Mrs. Kontos-Wu’s eyes blinked open. “Oh,” she said, in her own voice. “I’m supposed to stop and wait until you’ve taken care of Mr. Kolyokov — unless you already have?”
Stephen felt himself flush. “He’s taken care of,” he said. “Keep going.”
Mrs. Kontos-Wu shut her eyes again.
“All done? Good. A couple of other things have no doubt come to pass in my absence. Unless I miss my guess, Shadak will have telephoned you by now. He will have been very angry, I’m willing to bet, but it’s his own fault. He sent a submarine with our cargo — a submarine! — and the cargo we were meant to collect escaped, and took it over. I don’t know what’s happened beyond that. I have been — compromised for the time being.
“I trust you have revealed nothing of my state to Mr. Shadak. That is good — always play your cards close to the vest as the Americans say. But it is time to contact Mr. Shadak again. We need to find out everything he knows about the cargo — where it came from, how many children are in fact involved, who else has had contact with them, and so on.
“And there is one other thing that we must discuss now. This one is… difficult. Our operative Alexei Kilodovich is missing. I know you are saying: so what? Kilodovich is nothing, just more sleeper muscle, new in the organization in any case — cannon fodder in the event things became ugly. That is what I led you to believe, and I must apologize for that, because I misled you, Stephen. In fact, Kilodovich’s disappearance is a very serious problem indeed.

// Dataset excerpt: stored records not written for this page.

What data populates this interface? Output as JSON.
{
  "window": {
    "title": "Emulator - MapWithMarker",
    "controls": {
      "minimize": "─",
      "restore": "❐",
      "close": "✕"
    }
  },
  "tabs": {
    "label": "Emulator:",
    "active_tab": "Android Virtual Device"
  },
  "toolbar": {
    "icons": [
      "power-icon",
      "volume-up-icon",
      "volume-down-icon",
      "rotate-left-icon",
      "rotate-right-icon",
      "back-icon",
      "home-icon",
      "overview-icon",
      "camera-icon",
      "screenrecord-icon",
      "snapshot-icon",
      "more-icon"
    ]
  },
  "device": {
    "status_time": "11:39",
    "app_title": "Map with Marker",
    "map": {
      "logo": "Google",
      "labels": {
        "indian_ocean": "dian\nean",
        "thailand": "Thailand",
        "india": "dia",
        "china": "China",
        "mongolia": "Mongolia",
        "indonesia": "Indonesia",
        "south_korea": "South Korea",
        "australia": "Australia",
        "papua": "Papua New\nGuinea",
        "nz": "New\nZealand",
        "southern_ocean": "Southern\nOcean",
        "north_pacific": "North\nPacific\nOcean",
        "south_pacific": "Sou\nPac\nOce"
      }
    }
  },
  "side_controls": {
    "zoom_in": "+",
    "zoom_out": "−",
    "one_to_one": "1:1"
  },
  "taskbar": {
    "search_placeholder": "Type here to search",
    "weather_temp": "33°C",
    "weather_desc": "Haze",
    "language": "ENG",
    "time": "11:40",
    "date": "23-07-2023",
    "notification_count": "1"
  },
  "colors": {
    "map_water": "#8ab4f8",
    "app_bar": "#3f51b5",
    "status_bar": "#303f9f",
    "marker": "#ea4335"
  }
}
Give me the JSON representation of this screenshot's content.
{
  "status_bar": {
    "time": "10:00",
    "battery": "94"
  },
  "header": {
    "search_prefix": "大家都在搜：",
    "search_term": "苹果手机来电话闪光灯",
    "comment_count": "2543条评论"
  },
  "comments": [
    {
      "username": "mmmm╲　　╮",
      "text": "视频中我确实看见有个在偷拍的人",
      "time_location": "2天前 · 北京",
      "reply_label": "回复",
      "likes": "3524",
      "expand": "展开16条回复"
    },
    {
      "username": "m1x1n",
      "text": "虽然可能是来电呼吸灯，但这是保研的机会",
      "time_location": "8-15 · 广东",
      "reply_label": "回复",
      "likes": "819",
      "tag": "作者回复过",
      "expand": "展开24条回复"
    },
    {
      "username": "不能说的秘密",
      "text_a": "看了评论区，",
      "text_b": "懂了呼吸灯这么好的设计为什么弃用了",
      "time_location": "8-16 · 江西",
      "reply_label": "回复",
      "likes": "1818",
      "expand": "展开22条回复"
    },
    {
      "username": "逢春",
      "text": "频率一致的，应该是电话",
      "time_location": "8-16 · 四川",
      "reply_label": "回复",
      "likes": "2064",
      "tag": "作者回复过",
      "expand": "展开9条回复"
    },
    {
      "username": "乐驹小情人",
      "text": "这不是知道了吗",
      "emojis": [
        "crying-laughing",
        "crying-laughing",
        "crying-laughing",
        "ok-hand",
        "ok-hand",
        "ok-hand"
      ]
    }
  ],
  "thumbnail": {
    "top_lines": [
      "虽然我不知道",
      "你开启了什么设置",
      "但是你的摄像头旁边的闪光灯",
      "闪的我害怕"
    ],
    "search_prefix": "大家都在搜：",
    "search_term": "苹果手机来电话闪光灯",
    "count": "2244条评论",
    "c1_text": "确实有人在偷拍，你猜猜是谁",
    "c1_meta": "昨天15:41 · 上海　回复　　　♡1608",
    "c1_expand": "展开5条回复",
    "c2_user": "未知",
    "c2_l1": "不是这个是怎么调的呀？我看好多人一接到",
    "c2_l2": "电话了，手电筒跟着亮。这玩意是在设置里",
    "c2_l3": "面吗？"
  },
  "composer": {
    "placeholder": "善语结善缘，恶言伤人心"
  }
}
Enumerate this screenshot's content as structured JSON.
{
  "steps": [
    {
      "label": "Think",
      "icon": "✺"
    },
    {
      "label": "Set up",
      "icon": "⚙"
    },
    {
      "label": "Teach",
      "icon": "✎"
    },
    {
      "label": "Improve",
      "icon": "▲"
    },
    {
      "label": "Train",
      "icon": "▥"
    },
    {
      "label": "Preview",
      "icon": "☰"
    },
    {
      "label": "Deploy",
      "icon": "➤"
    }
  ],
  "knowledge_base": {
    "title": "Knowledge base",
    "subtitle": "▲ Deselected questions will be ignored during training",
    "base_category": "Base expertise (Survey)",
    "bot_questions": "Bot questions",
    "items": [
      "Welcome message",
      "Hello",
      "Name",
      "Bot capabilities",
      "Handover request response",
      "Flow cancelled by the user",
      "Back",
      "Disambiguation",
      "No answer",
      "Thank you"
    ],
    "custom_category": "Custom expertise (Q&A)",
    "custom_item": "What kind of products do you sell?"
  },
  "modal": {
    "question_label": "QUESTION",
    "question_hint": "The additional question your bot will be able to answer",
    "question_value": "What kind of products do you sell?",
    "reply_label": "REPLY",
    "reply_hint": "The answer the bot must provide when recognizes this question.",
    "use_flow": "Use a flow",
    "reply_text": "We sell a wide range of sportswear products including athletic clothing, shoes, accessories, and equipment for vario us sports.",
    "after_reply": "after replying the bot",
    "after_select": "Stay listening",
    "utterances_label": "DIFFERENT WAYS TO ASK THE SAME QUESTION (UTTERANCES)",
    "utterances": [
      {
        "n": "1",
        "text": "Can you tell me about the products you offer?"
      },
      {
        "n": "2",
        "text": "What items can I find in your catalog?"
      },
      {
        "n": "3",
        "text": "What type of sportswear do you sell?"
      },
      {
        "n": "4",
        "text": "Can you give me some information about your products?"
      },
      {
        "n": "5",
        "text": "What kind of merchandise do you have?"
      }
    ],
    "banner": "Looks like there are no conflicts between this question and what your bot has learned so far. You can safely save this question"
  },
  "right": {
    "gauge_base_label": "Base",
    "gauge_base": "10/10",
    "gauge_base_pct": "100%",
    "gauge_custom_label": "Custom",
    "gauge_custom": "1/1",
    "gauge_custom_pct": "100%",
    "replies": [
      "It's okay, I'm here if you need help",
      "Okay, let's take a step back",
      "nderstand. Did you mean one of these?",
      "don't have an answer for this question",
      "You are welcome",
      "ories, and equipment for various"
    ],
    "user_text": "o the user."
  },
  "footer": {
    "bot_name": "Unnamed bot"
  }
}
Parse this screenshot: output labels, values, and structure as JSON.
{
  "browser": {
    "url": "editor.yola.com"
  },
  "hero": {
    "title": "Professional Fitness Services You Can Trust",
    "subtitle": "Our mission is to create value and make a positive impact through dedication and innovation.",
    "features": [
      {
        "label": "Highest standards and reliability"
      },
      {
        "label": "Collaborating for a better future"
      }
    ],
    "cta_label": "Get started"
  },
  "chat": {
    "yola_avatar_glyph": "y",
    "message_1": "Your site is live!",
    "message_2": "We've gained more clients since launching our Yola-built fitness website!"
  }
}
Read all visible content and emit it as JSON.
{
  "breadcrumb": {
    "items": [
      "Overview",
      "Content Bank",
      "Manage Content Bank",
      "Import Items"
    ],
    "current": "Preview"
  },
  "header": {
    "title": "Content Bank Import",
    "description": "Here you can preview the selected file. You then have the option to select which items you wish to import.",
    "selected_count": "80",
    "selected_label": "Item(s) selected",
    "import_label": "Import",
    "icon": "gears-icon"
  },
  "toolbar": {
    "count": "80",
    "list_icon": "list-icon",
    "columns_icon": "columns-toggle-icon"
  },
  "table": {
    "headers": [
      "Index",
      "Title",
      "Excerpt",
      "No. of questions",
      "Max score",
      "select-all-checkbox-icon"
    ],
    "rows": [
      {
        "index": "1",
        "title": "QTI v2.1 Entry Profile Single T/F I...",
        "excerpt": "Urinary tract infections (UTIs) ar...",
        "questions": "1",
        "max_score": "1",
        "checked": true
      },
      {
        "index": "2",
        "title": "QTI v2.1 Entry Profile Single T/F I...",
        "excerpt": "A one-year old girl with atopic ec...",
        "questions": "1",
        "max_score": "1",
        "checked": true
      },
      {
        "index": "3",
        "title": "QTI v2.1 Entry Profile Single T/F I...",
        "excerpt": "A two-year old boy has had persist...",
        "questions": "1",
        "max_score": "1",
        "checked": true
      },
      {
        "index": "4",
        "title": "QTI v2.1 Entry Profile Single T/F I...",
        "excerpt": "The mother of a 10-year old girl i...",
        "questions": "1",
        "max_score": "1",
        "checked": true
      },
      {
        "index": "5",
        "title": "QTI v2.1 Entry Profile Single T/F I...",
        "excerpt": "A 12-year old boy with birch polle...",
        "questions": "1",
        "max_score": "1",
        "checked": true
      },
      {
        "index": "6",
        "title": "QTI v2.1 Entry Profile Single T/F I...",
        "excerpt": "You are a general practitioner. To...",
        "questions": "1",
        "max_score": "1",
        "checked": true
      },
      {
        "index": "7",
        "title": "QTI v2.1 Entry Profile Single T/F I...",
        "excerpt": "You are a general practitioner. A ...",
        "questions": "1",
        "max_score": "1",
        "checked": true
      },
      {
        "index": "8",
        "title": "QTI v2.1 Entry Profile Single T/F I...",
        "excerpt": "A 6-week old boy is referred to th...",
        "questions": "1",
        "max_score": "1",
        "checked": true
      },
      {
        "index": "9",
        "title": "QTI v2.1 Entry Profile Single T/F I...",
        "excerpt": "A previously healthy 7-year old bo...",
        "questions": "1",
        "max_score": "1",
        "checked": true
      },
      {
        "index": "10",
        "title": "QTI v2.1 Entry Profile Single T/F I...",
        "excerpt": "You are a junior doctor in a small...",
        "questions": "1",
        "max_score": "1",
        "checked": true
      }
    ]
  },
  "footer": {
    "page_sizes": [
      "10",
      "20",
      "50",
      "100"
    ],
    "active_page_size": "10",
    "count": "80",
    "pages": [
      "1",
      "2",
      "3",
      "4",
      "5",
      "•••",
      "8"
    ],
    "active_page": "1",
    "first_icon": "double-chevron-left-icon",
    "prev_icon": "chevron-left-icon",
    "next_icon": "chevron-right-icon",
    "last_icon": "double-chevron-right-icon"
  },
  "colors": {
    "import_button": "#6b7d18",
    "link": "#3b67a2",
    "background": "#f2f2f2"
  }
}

“I know you were suspicious when we brought Kilodovich on board. And you were right. We didn’t go to all that trouble to recruit him as muscle. In fact, Mrs. Kontos-Wu is more than capable of taking care of herself. Kilodovich was a part of the exchange. Mr. Shadak was very interested in meeting our Alexei Kilodovich. He believes that there is advantage in having that one. In a way he is right. But whatever the matter — without Kilodovich, there is no exchange.
“To make matters worse, I believe that our… cargo… has taken possession of Kilodovich. They are clever children, Stephen, smarter than we ever had imagined, and stronger too. Who knows what they will do with him… how they will use him. I think it will not be to our benefit, however it goes.
“So. When I’m recovered, and out of this prison they’ve made for me, I will take up the search for Kilodovich. In the meantime, you must lay groundwork. Contact Shadak. Apologize to him on my behalf. Find out from him exactly what happened so far as he knows. Allow Mrs. Kontos-Wu to assist — Shadak likes her — but take the lead yourself. You have worked for me now for five years. There is more in you than you know. And I know that you are ready for this new responsibility.”
Stephen stood a little straighter at that. He was ready.
“But Stephen (said Kolyokov through Mrs. Kontos-Wu) — that doesn’t mean you’re ready for the tank. Under no circumstances are you to go in there. The tank is still my dominion.
“And the children — our cargo — are too dangerous to deal with on their own terms. Particularly for you. And particularly now that they’ve got Kilodovich. Goodbye for now, Stephen. Remember what I’ve told you.”
And with that, the voice of Fyodor Kolyokov was gone from Mrs. Kontos-Wu’s lips. Her eyes blinked open. “Stephen?”
“Stephen’s gone to the can,” said Miles.